Some stakeholders said dividing the queue into two parallel processes with one given priority might result in two clogged queues, making MISO’s ultimate goal of a single, yearlong process even more unattainable.

Witmeier said MISO’s automatic withdrawal penalties in place for the traditional queue likely will curb the late-stage withdrawals that set restudies in motion and make processing sluggish.

“The restudies on the older cycles is preventing us from finalizing the newer cycles. … We’re plagued with restudies.
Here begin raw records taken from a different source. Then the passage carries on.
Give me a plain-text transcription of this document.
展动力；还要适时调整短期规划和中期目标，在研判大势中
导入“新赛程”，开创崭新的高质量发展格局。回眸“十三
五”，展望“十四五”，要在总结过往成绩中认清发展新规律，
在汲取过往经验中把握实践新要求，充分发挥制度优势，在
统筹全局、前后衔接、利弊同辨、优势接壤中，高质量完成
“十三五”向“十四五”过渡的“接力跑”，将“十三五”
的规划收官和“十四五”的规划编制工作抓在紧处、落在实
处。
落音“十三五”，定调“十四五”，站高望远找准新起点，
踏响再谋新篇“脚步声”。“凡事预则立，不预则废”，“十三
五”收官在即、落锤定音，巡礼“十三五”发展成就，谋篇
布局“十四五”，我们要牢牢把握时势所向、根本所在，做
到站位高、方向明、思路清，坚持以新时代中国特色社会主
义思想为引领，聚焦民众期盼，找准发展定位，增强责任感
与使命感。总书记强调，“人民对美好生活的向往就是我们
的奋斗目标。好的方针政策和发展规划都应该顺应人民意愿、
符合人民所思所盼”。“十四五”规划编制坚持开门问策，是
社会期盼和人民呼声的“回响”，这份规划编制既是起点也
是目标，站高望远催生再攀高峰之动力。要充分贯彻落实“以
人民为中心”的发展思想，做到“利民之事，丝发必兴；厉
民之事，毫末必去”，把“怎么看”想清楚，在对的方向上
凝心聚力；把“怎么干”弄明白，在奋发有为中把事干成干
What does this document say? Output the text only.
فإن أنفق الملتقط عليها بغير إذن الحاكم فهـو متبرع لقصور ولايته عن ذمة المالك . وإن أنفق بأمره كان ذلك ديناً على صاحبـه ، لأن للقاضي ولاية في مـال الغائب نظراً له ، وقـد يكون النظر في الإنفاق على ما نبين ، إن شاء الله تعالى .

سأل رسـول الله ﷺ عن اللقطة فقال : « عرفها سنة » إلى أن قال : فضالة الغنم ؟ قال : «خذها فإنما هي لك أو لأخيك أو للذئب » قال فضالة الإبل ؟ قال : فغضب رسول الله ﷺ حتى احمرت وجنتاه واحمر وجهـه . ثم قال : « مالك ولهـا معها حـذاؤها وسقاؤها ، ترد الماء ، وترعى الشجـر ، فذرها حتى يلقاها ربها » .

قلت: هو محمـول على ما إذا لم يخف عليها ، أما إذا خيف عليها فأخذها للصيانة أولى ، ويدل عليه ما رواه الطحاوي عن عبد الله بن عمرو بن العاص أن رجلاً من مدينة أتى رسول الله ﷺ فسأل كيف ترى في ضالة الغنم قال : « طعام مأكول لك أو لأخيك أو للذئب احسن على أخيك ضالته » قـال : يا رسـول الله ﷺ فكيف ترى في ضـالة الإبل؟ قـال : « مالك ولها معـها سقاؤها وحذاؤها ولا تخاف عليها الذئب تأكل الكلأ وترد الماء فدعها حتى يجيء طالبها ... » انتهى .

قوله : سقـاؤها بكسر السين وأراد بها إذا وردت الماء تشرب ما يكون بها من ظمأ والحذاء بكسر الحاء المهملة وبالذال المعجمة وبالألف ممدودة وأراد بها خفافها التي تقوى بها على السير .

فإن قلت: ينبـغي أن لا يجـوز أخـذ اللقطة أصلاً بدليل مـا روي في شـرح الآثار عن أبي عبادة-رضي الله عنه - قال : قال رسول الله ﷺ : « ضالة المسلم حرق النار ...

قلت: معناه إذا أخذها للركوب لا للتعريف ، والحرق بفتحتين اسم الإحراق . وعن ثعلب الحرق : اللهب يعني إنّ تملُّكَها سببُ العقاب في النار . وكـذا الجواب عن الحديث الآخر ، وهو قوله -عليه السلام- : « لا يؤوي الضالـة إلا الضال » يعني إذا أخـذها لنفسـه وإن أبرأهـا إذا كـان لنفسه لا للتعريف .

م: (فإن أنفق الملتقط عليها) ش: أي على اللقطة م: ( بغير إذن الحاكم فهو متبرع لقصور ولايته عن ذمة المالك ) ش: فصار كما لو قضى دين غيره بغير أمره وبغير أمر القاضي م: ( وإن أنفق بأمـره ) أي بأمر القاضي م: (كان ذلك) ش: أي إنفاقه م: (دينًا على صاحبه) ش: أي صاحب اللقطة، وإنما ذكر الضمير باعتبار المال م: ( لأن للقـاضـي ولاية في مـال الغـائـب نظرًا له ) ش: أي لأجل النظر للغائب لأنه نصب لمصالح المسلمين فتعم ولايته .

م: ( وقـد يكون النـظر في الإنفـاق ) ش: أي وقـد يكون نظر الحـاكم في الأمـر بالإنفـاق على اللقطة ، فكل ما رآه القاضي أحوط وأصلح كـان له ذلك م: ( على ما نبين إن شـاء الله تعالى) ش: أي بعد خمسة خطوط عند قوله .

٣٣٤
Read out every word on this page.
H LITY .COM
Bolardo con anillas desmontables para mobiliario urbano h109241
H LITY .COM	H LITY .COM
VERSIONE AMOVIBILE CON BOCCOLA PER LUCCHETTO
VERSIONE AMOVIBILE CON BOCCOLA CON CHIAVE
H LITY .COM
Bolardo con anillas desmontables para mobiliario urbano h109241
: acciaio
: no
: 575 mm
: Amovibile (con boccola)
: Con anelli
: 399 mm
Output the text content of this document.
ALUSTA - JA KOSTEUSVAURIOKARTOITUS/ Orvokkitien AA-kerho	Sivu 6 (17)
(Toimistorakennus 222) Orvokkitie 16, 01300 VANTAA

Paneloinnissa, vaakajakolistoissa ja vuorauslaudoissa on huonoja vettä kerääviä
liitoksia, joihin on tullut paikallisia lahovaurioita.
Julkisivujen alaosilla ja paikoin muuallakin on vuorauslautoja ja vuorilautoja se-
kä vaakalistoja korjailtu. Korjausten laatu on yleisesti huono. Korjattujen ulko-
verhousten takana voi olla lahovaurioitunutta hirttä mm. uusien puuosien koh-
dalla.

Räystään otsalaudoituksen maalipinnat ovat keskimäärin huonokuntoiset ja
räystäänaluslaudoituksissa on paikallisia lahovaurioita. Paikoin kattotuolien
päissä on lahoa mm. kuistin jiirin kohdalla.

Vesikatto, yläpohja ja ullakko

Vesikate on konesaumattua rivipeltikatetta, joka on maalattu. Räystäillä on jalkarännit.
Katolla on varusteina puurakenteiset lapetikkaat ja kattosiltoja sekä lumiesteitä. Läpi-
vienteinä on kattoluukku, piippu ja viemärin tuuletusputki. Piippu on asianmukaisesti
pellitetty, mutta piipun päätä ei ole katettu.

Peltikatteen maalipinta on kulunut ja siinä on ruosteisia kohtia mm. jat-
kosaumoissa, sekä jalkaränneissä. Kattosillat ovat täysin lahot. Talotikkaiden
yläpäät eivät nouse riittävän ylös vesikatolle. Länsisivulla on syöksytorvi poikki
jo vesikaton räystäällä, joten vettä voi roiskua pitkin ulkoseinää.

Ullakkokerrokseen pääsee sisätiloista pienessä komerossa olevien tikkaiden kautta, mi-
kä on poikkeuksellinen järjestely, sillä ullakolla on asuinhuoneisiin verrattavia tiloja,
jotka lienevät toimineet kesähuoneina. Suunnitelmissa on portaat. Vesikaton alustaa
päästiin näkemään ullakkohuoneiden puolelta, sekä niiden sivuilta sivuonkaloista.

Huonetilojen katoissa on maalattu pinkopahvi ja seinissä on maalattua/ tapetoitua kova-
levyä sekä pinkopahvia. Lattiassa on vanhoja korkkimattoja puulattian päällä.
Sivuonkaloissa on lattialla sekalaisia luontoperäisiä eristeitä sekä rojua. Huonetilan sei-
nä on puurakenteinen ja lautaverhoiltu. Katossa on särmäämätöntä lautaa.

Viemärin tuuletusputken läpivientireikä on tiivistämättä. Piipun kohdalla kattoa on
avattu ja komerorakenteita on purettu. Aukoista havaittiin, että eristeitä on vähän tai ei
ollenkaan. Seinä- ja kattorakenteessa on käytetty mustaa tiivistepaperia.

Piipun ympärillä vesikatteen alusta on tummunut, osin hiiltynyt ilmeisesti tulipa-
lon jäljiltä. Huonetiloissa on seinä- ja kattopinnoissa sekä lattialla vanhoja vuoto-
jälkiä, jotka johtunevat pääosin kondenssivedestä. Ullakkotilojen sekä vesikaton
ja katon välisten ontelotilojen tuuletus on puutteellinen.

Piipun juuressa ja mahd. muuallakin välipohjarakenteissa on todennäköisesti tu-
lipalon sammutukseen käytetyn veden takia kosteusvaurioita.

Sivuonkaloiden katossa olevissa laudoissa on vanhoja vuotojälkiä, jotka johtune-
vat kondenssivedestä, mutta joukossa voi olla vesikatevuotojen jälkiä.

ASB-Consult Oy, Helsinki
And we can’t wait for that any longer,” Witmeier said.

“What I can tell you is, if I’m not down to a one-year queue cycle by 2028, I’m paying penalties,” he added, invoking FERC’s Order 2023.

Witmeier said that to enter the expedited process, generators must be part of a plan from a load-serving entity, be able to come online within three to five years for a known RA need, have network service to be deliverable and have endorsement by their state as a necessary project. MISO would not discriminate based on fuel type as long as a project is deemed essential.

The RTO is working with the Organization of MISO States on what documentation that states and authorities might use to demonstrate that a project is necessary, and how that documentation might differ for projects located in MISO’s deregulated areas.

Witmeier also said MISO will need to establish a cost allocation method for the projects. The RTO probably would charge a higher, nonrefundable application fee to cover staff hours for the studies, which will be conducted serial-style instead of in batches.

Clean Grid Alliance’s Beth Soholt asked what would happen if a project enters the expedited queue only to not ultimately receive a certificate of public convenience and necessity.

“Ultimately, whether or not to recognize that project is necessary as a resource adequacy project is up to that jurisdiction,” MISO Deputy General Counsel Kristina Tridico said.

“We think the likelihood of projects going into [the expedited queue] and dropping out is very low,” Witmeier added. Projects that have state backing are already usually considered foregone conclusions, he said.

Travis Stewart, representing the Coalition of Midwest Power Producers, said that even an express lane will not make RA projects “immune” from the exorbitant network upgrade costs often found in MISO interconnection studies.

But Witmeier said that under the expedited processing, developers should get a clearer idea sooner of network upgrade costs.

“We expect a lot of these LSEs will have done their due diligence and done their own studies on expected network upgrades,” he added.

So far, MISO is not proposing a withdrawal penalty for the expedited class of projects. Stakeholders asked it to reconsider that stance, arguing that even those projects could be canceled.

Sustainable FERC Project’s Natalie McIntire said existing projects in the regular queue might be harmed financially through expedited projects snapping up available transmission capacity first. She asked how MISO would make sure that the regular queue is still viable.

Witmeier said MISO will draw on the same system modeling for the regular and accelerated processes. He said projects in both queues would have a chance to claim transmission capacity on the system. After that, MISO would consider it unavailable.

McIntire said she did not see how, somewhere along the line, the parallel processes would not assign the same transmission spot to two projects.

“It seems to me we have a math problem,” McIntire said.

“It seems like an age-old problem that we’ve had, and we’re compounding it,” WEC Energy Group’s Chris Plante agreed.

MISO will hold another workshop to hammer out details on its expedited resource adequacy queue studies Dec. 6.